Google has launched two new artificial intelligence (AI) models designed to improve how robots perceive, interact with, and operate in the physical world.

The models, Gemini Robotics and Gemini Robotics-ER, are based on Google’s Gemini 2.0 AI framework and are expected to enhance robots’ ability to perform tasks in industrial, commercial, and even domestic environments.

Gemini Robotics is a vision-language-action (VLA) model that allows robots to understand commands, interpret visual data, and execute physical actions.

This means robots built with this model will be able to respond to spoken instructions, recognise objects, and interact with their surroundings more intuitively.

The second model, Gemini Robotics-ER, takes this further by incorporating spatial reasoning abilities, enabling robots to understand complex environments and adjust their movements accordingly.

According to Google, these models have been designed to work with robots of various shapes and sizes, from humanoid robots to industrial machines commonly used in factories and warehouses.

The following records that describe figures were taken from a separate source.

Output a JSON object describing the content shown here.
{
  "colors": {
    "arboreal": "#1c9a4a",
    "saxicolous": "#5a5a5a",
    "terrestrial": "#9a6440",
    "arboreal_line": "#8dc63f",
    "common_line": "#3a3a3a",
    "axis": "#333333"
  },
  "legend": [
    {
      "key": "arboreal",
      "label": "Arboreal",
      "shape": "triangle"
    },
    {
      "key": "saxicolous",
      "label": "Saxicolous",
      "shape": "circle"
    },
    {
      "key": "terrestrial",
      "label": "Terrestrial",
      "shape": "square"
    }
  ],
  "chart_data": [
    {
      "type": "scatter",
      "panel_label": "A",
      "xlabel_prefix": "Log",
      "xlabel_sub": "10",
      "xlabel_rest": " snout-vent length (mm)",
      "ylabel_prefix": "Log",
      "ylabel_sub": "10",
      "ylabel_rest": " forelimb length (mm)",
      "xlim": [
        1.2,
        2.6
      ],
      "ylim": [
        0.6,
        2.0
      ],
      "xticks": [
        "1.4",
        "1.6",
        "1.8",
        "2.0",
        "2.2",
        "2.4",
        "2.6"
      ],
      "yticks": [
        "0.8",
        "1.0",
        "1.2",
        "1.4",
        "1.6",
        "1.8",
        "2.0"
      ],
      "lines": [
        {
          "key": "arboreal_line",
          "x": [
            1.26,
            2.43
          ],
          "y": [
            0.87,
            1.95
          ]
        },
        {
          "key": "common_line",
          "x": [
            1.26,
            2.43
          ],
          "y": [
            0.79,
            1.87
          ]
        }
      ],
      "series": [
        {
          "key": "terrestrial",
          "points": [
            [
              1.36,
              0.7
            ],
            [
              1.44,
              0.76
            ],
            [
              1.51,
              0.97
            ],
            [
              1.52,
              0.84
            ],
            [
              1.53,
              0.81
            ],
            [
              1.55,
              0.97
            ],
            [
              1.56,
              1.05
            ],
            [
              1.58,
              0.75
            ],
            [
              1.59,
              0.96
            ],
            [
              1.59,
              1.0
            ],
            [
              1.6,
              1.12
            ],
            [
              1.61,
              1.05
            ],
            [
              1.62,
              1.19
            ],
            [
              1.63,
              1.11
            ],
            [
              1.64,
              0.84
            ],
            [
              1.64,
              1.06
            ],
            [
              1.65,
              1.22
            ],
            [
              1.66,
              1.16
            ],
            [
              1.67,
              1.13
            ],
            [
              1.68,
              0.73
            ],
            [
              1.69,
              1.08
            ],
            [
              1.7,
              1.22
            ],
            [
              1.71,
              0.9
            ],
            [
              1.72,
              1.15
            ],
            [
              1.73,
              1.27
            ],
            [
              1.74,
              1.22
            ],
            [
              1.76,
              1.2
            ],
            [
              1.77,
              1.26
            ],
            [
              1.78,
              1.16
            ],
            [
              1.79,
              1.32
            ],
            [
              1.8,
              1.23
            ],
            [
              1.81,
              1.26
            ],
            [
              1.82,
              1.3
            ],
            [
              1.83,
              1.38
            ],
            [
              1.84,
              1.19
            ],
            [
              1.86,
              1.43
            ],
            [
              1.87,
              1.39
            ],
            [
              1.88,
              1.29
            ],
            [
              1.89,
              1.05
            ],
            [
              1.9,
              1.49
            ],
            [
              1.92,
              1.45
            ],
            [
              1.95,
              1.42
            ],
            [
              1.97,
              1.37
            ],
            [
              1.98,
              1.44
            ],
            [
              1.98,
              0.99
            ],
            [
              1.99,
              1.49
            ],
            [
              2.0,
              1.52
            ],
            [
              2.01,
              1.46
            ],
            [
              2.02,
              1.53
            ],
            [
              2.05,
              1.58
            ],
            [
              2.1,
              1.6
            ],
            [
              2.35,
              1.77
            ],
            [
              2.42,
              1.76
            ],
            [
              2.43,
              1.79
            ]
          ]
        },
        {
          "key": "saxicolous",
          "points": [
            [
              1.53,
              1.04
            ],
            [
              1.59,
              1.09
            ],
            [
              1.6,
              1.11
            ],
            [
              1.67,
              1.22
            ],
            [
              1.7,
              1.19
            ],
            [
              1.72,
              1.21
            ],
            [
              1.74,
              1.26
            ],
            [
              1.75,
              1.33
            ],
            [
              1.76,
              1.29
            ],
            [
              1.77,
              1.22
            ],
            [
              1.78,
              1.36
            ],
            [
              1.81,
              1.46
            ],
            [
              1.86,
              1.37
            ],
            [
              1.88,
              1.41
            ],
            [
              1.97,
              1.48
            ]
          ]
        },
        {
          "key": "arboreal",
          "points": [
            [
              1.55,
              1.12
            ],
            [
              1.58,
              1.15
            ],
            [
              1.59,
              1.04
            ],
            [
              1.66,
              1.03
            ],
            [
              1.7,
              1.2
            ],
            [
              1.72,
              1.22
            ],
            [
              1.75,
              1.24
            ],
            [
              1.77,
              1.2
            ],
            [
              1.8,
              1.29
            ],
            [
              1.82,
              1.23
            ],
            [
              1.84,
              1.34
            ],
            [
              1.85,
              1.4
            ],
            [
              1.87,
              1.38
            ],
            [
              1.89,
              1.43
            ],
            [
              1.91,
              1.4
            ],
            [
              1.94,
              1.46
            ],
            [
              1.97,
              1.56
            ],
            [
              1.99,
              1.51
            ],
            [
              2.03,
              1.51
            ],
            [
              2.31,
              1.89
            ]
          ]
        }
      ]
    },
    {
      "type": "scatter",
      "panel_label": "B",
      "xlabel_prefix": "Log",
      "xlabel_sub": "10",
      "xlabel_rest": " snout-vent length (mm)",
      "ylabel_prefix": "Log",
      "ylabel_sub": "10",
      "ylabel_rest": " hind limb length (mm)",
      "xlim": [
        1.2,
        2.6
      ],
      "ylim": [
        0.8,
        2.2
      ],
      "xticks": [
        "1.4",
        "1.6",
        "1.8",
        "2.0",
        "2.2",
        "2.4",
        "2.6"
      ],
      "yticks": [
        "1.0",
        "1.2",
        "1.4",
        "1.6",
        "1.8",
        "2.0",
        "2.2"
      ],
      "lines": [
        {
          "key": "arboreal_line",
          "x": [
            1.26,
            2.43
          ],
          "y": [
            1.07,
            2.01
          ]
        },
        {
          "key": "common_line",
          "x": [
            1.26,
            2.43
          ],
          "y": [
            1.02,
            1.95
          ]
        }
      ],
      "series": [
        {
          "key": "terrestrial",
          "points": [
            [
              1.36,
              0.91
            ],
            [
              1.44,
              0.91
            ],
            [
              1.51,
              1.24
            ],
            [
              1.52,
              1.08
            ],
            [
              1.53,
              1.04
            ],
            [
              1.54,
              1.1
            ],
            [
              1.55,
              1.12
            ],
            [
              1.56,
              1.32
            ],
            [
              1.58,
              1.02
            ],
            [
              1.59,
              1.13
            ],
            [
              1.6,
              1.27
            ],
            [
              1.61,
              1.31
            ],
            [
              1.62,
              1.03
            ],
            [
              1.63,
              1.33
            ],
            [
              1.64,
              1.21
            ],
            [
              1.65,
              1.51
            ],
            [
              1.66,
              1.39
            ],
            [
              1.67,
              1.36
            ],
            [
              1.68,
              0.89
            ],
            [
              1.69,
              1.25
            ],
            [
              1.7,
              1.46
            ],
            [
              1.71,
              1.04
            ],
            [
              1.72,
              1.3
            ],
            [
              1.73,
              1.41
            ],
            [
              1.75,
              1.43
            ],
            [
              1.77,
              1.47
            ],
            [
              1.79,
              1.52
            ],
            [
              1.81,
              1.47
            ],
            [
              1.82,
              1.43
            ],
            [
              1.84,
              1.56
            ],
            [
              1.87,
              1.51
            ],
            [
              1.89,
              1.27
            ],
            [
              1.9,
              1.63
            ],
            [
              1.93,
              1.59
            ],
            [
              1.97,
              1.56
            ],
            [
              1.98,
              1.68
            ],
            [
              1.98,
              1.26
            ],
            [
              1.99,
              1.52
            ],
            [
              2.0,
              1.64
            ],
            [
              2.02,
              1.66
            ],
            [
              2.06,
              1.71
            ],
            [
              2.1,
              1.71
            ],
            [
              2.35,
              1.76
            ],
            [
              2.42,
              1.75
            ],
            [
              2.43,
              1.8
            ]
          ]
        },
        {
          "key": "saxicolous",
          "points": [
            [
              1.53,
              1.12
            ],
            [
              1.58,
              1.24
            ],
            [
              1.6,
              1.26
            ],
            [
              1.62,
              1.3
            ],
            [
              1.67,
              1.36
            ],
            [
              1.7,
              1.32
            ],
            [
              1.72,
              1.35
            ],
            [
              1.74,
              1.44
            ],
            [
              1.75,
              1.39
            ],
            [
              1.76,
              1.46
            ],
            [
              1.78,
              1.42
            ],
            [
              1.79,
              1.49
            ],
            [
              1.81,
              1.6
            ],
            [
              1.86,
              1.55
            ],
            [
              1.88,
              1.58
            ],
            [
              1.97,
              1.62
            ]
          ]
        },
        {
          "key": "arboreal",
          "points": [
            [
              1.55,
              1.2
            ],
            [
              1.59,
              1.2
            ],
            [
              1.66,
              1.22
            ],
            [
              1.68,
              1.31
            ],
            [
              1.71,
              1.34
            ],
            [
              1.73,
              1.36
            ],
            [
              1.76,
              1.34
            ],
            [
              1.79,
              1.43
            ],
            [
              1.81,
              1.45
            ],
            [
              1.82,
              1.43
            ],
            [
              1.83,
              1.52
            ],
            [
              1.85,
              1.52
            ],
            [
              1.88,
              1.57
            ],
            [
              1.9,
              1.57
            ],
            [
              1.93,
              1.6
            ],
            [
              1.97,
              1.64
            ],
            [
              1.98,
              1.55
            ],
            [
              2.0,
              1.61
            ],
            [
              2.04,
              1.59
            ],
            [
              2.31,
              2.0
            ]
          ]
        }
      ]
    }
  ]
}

The company has already tested Gemini Robotics on its ALOHA 2 bi-arm robotic platform, demonstrating its ability to handle tasks requiring precision and adaptability.

The model has also been successfully applied to Apptronik’s Apollo humanoid robot, which is being developed for real-world applications.

Google’s focus on robotics follows the recent decision by Figure AI to end its collaboration with OpenAI after making its own innovations in AI-powered robots. With the introduction of Gemini Robotics and Gemini Robotics-ER, Google is taking hold of the robotics industry.

One of the advantages of these models is their ability to reduce development costs for robotics startups. Companies can speed up the time it takes to bring functional robots to market when they leverage Google’s AI-powered frameworks.

The tech giant has also stressed the flexibility of its models, stating that developers can customise them for specific robotic applications using Gemini’s advanced reasoning capabilities.

Google has partnered with Apptronik to integrate its AI models into humanoid robots, aiming to create machines capable of performing tasks that require both cognitive reasoning and physical dexterity.

In August, Apptronik raised $350 million in a funding round led by B Capital and Capital Factory, with Google also participating to support the development of next-generation humanoid robots.

This is not Google’s first move in robotics. The tech giant previously acquired Boston Dynamics in 2013, a company famous for its dog-like and humanoid robots, before selling it to SoftBank in 2017.

However, the launch of these new AI models is a renewed push into robotics, with Google focusing on AI-driven intelligence rather than hardware development.

With the integration of multimodal AI into robotics, Google aims to bridge the gap between digital intelligence and real-world functionality.

Hence, the increasing demand for automation in manufacturing, logistics, and service industries, will ensure Gemini-powered robots make work even more seamless.